On November 19, 1975, Public Law 94-142 was in-acted by Congress as, The Education for all Handicapped Children. It would be another twenty-two years before the previous law, now known as; Individuals with Disabilities Educational Act (IDEA) would be revised. The revision was done to further protect individuals that were not; 1) being properly educated do to their disability, 2) more than half did not receive the appropriate services needed to enable inclusion or the opportunity to advance, 3) thousands of children with disabilities were excluded completely from public schools, therefore denied the natural process of social skills with their peers.
Each state has their own statues & regulations that must be followed. No state my reduce or eliminate any rights of a child that would be covered under IDEA. That being said the first and foremost important thing to do as a parent/guardian is to educate yourself. Education is the key to ensure that your child gets the necessary programs that will enable them to thrive and progress. Most school systems are not going to educate you in this area. Educating a parent/guardian in most cases means the school system will have to spend more money on; assessments, training for teachers, equipment, related services, possible in class personal assistance for the child, or any assisted technology needed. These services add up and most school systems do not want to pay that cost. Be aware of what your child’s specific disability is, learn the best was for your child to be educated, and push for what will help him/her to succeed. In some cases it’s not about teaching your child the typical ABC’s or 123’s. Depending on the type and severity of the disability it may be that your child will need to learn life skills before anything else. These skills are just as important and vital to the success of your child. Example, if your child has a cognitive impairment followed with an impairment of cause and affect, he/she may not understand that you must look both ways to cross the street. Who should the child go to when in need of help, what are strangers, or most importantly what their name is should they get lost. These are extremely important for the safety of your child. Do not let the school system tell you it’s not their job to teach these valuable lessons. Remember, these lessons are taught everyday when we send our children kindergarten.
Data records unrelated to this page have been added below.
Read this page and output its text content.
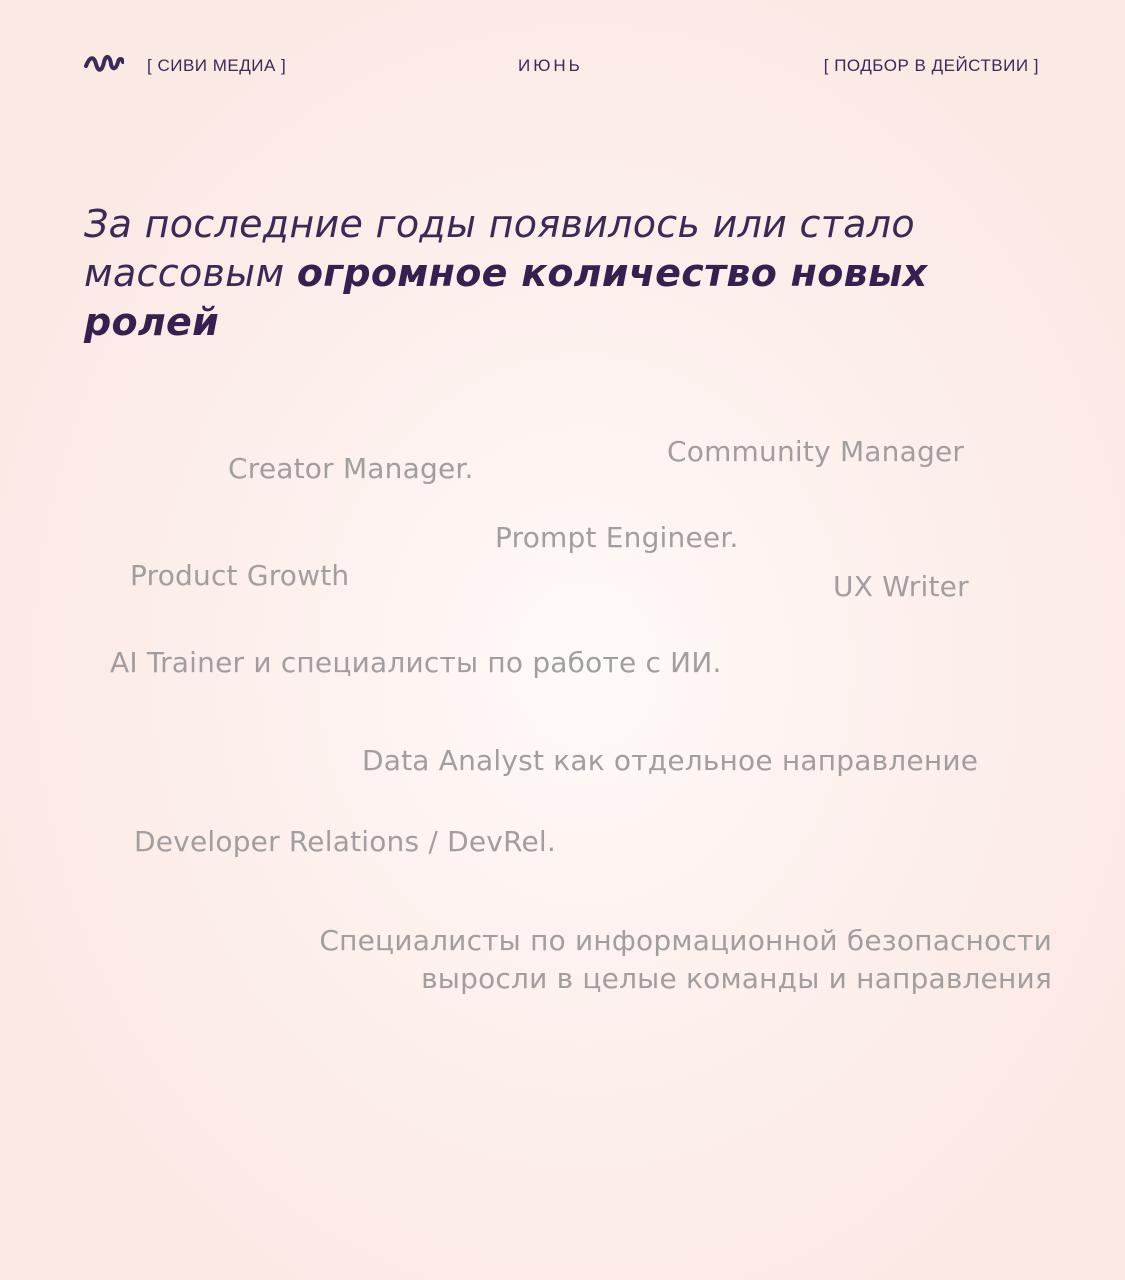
[ СИВИ МЕДИА ]	ИЮНЬ	[ ПОДБОР В ДЕЙСТВИИ ]
За последние годы появилось или стало массовым огромное количество новых ролей
Creator Manager.
Community Manager
Prompt Engineer.
Product Growth	UX Writer
AI Trainer и специалисты по работе с ИИ.
Data Analyst как отдельное направление
Developer Relations / DevRel.
Специалисты по информационной безопасности выросли в целые команды и направления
There are many places you can go to obtain the knowledge you need, though they may not be apparent to new eyes in this unfamiliar environment. First, try your local Law Library; almost all municipal buildings have one. Second, look for an Early Childhood Intervention establishment, these can usually be found in the front part of your local phone book under Government. Third, check to see if your state has a “Developmental Disability Council”. Each state should have some sort of council. These Council’s are funded by state or federal grants to ensure that family members have access to being educated. For example, The State of Tennessee has many programs such as;
* TIPS (Tennessee early Intervention Program)
* STEP (Support and Training for Exceptional Parents)
* The ARC of TN (Association for Retarded Citizens, with more than 850 state and local chapters nationwide)
* TN Voices for Children
* TPA (TN Protection and Advocacy, helping to understand the laws and possible legal assistance)
* Or by simply going to any search engine and typing in, your state name + special education.
Finally, always remember, Knowledge is the Power for Success! You don’t have to be the most educated person to have a voice. Every state has some kind of Advocacy Center that can offer help or guidance in your pursuit to obtain a Free Appropriate Public Education, as known as (FAPE). The steps above are just a few ways to get started on your endeavor to seal the rights of your child and start the inner Advocate in you. You’ll soon find that you had more strength, will, drive and power than you ever imagined you had! Good luck and never give up!